Among the many pilgrimage destinations in the Catholic world, the monastery of the order of St. Paul the First Hermit on the summit of the Jasna Góra (Bright Mount) in Częstochowa in Poland contains one of the most famous images, viz., a painted panel of the Virgin Mary with an apparently scarred face [End Page 657] holding the Christ child. Since the Middle Ages, pilgrims have come here; miracles have been associated with the image; and the site has become richly embedded in Poland's national memory, having withstood attacks by heretic Hussites in the fifteenth century and assaults by Swedish armies in the seventeenth, and—more recently—having survived the Nazis' efforts to destroy it in 1944.
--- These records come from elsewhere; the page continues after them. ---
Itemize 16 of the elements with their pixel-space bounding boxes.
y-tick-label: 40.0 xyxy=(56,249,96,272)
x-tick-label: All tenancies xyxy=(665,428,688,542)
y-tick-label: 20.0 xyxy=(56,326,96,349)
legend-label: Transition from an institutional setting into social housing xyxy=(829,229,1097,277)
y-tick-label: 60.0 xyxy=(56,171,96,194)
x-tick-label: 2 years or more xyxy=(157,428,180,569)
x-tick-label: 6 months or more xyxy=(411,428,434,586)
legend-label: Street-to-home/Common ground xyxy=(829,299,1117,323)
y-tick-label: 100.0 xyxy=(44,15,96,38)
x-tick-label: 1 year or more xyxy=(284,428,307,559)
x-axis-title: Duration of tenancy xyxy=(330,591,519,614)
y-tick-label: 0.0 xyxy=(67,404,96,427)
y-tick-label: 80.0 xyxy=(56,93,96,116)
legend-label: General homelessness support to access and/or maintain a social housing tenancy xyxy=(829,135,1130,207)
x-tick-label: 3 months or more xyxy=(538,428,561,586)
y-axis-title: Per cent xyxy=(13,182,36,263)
In this well-documented study (based on an art history dissertation at the Courtauld Institute of Art in London), Robert Maniura carefully examines the legends associated with the picture and its site. He first provides a detailed analysis of the image as it is seen today, considering especially its history of preservation, reconstruction, and conservation, showing it to be not an icon in the Orthodox Christian tradition (and certainly not, as tradition has it, painted by St. Luke in the Holy Land) but rather a thirteenth-century western product, perhaps Italian, possibly based on an eastern model. Next he analyzes the texts of the legend of the picture's translation to its current site, ostensibly as the result of a donation in the late fourteenth century by Duke W-ladys-law (Ladislaus) of Opole, the founder of the monastery at Jasna Góra. A subsequent chapter examines the problem of how the distinctive scarring on the right side of the Virgin's face came about. Maniura rejects both the testimony of the historian John D-lugosz that they were the result of Poles attempting to discredit heretic and iconoclastic Hussites and the tradition that they were indeed the work of a Hussite attack, suggesting instead they reflect a conscious "motif deriving ultimately from Mt Athos"(p. 182; see also his discussion pp. 78-79).

Maniura's next five chapters bring him to the heart of his argument. They deal with pilgrimage—why individuals undertake them and what they expect from them; with miracles (in addition to his text, he edits and/or reproduces in four of his nine appendices collections of miracles connected with the image and the site); with the origins of the site as a pilgrimage goal and how this developed; with the shrine itself—how it was structured so that its spaces and the placement of the image facilitated a visual engagement with the holy; and then with the way the cult image at Jasna Góra was integrated into an extended continuum of images elsewhere. In these pages he shows how the miracle stories embody the pilgrim experience and what role the actual image plays in the experience of the believer. He thereby makes an important contribution not only to Polish cultural and religious history but also to the study of pilgrimage and of late medieval visual culture in general, in particular how historians and art historians ought to "read" the relationship between the verbal and the visual.

On some specific points, Maniura's conclusions are sure to be challenged by specialists:for example, the question of the origin of the image, the issue of its physical characteristics, or the details of when and how Częstochowa emerged as a pilgrimage site. But on the larger issues of understanding pilgrimage, the nature of the miracles associated with pilgrimage, and the way to understand visual culture, this book makes an important and stimulating contribution.